Music beyond imagination - Ideas about composing and performing
by Rainer Bürck

I think when one has put such an awful lot of work into such a project as you did [Andrew Czink's piano project represented by the earsay release Escape Velocity (98002)], one should try to do as many concerts as possible. I speak from my own experience: several times I had to practise quite hard for a long time just to perform a piece (e.g. a premiere) as a one-off, and this is not the kind of thing I want to continue. Life is very short, so I don't see a point in working for months for just one moment. Ok, it is a different thing when one does his own project as you did. But still then... Apart from this, I think that a concert program needs experience which one can only achieve on stage and that it gets better and better if one can perform it several times. I am not quite satisfied when I perform a piece for the first time since I always know that I can do it a lot better after several concerts.

As to scoring your piece, I'd really encourage you to do so. Make this music available. I'd certainly be interested!

It is interesting to read what you wrote about rhythm, especially about speech rhythm. I didn't want to put rhythms down which are based on a beat, and you didn't understand it that way. I was just wondering how you worked with respect to this parameter. You mentioned Ligeti as one of the composers who had an impact on you, and in fact I was thinking of the piano etudes by Ligeti (do you know them?) when I listened to your pieces. Of course your music is different, but it is also slightly related to them.
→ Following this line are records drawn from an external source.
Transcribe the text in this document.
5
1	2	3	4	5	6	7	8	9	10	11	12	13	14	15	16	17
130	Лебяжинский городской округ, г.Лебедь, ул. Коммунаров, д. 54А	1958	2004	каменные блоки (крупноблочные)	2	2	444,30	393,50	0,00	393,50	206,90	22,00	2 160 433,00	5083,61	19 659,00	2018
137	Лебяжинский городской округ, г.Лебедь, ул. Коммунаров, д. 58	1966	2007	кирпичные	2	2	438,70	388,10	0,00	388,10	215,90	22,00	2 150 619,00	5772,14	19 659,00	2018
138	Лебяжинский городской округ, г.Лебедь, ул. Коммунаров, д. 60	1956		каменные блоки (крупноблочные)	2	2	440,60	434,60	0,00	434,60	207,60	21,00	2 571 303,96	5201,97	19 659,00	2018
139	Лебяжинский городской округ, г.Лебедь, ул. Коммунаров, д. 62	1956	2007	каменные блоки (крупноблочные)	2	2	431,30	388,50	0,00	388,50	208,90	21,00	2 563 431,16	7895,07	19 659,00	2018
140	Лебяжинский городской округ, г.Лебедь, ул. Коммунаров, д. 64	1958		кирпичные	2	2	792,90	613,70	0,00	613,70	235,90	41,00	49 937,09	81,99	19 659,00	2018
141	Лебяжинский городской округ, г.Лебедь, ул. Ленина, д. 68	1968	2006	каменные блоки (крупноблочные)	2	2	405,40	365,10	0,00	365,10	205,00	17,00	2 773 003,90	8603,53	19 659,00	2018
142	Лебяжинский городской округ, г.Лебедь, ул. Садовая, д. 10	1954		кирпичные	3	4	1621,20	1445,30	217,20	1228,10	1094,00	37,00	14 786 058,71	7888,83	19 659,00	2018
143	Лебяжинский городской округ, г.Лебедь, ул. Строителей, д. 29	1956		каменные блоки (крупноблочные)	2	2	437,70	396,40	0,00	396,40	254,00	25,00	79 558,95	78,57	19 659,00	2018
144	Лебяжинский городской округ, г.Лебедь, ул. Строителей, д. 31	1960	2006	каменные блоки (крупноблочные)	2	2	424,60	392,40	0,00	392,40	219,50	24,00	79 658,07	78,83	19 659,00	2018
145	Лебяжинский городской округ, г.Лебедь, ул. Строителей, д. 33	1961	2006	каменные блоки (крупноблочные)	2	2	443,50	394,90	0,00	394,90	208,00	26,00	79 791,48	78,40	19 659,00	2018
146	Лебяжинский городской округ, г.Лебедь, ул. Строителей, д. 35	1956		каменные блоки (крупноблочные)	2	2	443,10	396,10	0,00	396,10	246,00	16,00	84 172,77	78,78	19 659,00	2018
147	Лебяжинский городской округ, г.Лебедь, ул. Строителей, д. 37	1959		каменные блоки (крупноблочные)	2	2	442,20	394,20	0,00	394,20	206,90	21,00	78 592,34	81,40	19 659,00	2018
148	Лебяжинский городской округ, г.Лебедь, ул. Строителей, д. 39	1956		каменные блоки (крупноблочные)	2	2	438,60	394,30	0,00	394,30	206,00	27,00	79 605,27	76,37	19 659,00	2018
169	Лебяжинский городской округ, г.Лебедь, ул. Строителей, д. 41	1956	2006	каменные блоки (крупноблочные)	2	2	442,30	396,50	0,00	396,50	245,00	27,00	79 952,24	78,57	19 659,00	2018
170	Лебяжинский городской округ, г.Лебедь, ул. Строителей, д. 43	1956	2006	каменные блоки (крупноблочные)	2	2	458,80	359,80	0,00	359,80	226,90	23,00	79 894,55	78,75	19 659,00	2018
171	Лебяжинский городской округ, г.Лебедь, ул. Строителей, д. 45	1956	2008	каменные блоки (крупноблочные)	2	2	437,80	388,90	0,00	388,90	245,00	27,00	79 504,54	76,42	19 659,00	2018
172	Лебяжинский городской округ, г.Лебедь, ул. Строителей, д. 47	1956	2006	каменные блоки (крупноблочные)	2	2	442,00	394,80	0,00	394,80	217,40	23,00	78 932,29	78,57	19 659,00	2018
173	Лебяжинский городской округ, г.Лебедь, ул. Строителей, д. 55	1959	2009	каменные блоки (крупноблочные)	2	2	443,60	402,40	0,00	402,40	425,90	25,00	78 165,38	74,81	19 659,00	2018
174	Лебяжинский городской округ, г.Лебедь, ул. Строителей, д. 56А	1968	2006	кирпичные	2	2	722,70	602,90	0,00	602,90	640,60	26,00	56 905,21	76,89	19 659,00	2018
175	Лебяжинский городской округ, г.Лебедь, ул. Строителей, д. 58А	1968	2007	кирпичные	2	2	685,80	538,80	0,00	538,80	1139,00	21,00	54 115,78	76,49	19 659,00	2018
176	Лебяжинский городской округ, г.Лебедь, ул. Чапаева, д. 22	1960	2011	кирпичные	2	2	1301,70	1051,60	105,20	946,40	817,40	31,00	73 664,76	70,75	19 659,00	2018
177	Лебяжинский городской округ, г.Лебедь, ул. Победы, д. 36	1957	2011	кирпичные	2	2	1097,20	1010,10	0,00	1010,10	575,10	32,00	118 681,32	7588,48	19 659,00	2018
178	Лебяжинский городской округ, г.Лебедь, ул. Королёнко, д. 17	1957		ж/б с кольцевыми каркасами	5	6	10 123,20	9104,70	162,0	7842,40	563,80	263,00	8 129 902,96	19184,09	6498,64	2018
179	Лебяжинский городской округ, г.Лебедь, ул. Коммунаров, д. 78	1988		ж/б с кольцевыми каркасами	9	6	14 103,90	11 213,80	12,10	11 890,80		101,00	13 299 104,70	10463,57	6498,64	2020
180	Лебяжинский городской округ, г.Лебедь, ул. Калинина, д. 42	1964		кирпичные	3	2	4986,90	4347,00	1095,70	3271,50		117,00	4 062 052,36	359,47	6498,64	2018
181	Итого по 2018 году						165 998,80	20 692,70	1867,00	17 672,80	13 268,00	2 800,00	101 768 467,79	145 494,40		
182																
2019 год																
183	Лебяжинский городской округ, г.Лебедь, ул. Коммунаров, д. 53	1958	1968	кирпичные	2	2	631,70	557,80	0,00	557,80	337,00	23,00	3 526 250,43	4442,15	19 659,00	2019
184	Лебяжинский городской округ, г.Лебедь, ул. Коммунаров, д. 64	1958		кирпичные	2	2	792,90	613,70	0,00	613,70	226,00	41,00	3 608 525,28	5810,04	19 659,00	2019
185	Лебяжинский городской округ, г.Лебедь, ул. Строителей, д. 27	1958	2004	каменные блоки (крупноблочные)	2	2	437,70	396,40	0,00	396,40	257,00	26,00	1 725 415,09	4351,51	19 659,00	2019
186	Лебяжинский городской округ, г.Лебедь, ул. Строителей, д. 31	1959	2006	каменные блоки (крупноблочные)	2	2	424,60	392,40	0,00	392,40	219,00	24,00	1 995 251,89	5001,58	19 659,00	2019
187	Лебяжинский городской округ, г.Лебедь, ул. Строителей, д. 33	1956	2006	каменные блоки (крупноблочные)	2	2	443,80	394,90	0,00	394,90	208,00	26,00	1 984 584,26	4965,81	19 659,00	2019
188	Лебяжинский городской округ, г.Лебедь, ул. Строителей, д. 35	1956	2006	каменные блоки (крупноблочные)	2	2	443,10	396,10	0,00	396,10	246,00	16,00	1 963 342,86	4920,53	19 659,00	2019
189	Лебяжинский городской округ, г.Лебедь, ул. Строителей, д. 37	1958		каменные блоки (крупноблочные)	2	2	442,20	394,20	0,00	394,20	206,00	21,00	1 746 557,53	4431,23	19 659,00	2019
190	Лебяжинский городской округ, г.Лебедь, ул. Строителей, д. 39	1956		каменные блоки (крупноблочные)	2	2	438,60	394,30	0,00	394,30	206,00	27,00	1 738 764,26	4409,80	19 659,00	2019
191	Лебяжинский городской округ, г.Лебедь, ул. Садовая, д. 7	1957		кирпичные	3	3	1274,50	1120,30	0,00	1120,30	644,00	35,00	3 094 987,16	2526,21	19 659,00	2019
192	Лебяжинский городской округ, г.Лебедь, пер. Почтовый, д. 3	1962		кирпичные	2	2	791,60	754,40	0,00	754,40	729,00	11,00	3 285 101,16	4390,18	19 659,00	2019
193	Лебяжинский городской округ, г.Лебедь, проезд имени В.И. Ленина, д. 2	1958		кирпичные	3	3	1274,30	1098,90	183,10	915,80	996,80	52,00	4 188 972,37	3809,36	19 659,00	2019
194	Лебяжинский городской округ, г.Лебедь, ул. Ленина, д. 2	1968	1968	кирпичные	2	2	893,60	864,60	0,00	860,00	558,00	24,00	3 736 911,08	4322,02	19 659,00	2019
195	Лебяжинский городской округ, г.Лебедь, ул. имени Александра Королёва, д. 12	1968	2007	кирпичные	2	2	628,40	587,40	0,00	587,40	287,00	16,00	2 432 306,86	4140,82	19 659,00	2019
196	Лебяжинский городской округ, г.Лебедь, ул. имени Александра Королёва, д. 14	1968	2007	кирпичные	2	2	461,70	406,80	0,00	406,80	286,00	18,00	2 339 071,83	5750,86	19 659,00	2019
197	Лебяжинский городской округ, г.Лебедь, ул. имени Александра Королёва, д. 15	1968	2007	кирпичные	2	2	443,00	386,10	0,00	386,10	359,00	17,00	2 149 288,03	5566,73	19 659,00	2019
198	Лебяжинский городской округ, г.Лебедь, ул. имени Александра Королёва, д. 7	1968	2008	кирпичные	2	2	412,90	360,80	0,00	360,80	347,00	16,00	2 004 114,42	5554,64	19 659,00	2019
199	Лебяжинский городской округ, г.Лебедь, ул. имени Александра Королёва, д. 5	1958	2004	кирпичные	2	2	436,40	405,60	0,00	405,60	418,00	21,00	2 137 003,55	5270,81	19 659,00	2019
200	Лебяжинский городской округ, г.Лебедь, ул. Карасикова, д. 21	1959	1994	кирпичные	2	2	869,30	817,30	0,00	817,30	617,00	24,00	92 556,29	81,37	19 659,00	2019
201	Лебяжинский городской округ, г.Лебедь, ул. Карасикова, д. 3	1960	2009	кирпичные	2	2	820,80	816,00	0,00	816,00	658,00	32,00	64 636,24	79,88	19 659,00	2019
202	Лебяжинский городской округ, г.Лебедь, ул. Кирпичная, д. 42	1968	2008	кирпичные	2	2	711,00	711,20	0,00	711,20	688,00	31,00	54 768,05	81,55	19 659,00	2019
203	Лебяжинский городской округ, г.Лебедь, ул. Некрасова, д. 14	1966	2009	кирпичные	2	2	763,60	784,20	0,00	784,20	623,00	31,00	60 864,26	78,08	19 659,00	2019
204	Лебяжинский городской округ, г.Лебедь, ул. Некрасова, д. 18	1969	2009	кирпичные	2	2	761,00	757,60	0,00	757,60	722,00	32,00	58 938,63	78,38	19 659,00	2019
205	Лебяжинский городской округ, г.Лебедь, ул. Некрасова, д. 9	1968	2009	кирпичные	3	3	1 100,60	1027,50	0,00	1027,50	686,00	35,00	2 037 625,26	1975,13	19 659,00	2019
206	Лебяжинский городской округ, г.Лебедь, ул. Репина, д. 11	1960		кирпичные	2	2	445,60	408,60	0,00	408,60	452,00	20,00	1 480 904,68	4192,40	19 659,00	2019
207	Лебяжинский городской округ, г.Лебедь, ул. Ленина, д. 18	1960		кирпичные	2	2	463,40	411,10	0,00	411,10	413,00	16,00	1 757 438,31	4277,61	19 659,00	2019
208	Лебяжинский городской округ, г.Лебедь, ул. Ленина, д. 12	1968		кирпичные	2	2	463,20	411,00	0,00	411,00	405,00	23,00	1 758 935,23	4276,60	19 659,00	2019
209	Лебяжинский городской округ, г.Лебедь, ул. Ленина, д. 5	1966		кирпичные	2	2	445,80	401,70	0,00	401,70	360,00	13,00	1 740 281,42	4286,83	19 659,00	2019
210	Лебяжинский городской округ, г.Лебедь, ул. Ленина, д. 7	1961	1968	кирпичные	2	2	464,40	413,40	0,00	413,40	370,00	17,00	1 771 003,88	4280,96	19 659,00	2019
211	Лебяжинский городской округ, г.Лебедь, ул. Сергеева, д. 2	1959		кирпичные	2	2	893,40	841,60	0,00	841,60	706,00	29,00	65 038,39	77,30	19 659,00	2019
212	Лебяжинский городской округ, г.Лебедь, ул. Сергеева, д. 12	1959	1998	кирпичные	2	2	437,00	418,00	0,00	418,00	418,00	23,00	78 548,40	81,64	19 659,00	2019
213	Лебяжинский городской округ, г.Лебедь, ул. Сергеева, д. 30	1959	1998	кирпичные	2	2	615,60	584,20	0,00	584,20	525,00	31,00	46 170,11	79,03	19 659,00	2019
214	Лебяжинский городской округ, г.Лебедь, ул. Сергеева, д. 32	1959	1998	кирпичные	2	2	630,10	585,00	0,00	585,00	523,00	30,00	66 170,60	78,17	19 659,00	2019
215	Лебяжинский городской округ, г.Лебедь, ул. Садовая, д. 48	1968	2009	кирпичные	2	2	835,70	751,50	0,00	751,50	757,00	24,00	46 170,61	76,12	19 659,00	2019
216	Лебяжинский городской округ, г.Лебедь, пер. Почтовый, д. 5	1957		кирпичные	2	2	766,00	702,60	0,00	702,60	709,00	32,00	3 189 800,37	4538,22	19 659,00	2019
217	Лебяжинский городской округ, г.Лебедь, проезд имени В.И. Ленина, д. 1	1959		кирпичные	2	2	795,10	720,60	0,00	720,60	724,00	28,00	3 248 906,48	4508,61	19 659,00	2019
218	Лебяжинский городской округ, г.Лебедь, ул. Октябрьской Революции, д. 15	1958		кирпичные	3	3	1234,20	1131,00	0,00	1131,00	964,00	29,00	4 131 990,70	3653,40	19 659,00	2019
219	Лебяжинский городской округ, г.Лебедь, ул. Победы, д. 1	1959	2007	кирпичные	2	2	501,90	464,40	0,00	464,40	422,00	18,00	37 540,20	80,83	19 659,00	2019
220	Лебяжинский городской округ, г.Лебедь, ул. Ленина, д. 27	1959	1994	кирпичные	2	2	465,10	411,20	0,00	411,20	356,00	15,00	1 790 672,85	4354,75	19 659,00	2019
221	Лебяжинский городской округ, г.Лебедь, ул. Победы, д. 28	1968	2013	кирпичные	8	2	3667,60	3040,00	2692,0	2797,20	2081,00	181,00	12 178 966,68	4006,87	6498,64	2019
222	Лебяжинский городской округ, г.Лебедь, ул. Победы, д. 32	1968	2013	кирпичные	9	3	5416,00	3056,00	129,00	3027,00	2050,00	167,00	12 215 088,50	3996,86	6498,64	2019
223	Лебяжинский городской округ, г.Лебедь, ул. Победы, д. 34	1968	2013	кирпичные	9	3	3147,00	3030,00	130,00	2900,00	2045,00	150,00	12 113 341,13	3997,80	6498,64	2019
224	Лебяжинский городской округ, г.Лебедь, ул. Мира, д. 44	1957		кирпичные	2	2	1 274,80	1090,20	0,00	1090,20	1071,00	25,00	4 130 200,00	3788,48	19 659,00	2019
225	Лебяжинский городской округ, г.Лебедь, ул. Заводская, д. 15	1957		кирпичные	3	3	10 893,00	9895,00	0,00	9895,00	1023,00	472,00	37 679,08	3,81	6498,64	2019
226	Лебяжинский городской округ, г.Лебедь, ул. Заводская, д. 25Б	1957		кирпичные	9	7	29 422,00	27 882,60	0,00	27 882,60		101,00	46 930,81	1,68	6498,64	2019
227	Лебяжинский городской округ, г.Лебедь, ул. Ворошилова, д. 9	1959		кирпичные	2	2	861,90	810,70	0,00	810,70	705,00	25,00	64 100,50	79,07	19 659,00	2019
You also played in a rock band? Me too. We were pretty much into Emerson, Lake & Palmer. That was great fun, and I still get a bit sentimental when I think of those days. Then the music of Stockhausen, Boulez, Xenakis etc became increasingly influential on me. Though my music is completely different in a way now, I think it hasn't changed in a certain respect. I still remember when I listened to ELP's "Brain, Salad, Surgery" for the first time, especially to the piece "Toccata", which was an adaption of the 4th movement of Alberto Ginastera's Piano Concerto. This music created an incredible atmosphere inside me which is hard to describe. I had never heard such a kind of music (since the music we listened to at school was the usual traditional stuff), and it opened a completely new horizon to me. And when I listened to the original version of this piece later, I found that the version by ELP was a LOT better. Even Ginastera admitted that THIS was actually how he had always wanted his music to sound like! There was such a lot of energy in this music, such a lot of pioneering spirit... I was convinced that this was THE music of the future.

And this experience created a certain kind of musical "vision" in my mind, a certain purpose. I don't know how to put it into words, but maybe you understand what I mean. Maybe "purpose" isn't quite the right term, since a "purpose" usually is something which is well-defined. It is more kind of a vague vision which propels an artist to move on and on and to create as much as he can. If there was a clear "purpose" to reach it would certainly be boring and he wouldn't have this energy to carry on. Maybe this is a "romantic" point of view, but I never believed in these analytic systems which musicologists tend to put up.

Even the music by the serialist composers (Stockhausen etc) was actually a product of this vague mystic vision rather than the result of the mathematical serial systems they put up to create their music. This is just what musicologists (at least the German academic specimen) don't understand. They are satisfied when they find out that the numbers work, when their analytic systems are perfect. But they never capture that the composer's intention is completely different. I once read a very convincing essay by Stockhausen. It was on the question why he used serial techniques. His argument was that one of the main aims of contemporary music was to seek new musical worlds which are completely beyond our experience. A composer shouldn't compose according to his imagination, since then he wouldn't create something really new. Imagination is based on our experience. If we really want to create something (radically) new, we MUST avoid this imagination and use abstract methods which lead to completely new and unknown musical worlds. This was the reason for him to use serial techniques. At this time serialism was just a method for him to achieve this purpose, not to put up perfect systems. (Of course it is another story that in the course of time the serial systems grew more and more metaphysical, no longer being mere tools to achieve aristic results.)

I had an experience similar to the one caused by "Toccata" when I listened to Stockhausen's "Klavierstück X" for the first time, performed by Frederic Rzewski. (Do you know it? It is a MUST!!!) This is one of the most virtuoso and thrilling performances of a piano piece ever! It is just incredible! And there it was again: this vision of a new kind of music which is absolutely new and thrilling, absolutely fascinating. (Another incredible piece is "Eonta" by Xenakis, including an awfully difficult piano part).

You are absolutely right: STYLE is not the thing that matters. I am convinced that a certain kind of musical "vision" could be expressed in completely different ways/styles and still remain almost the same in all of these realizations. I always wanted to create a similar atmosphere, a similar thrill by my own music which I had experienced in music like "Toccata", "Klavierstück X" (and lots of other great music, of course). And I agree that our aesthetics certainly are very similar. There is a lot I want to say about all this. Similar to you, I have a lot to say, which I will do in subsequent letters.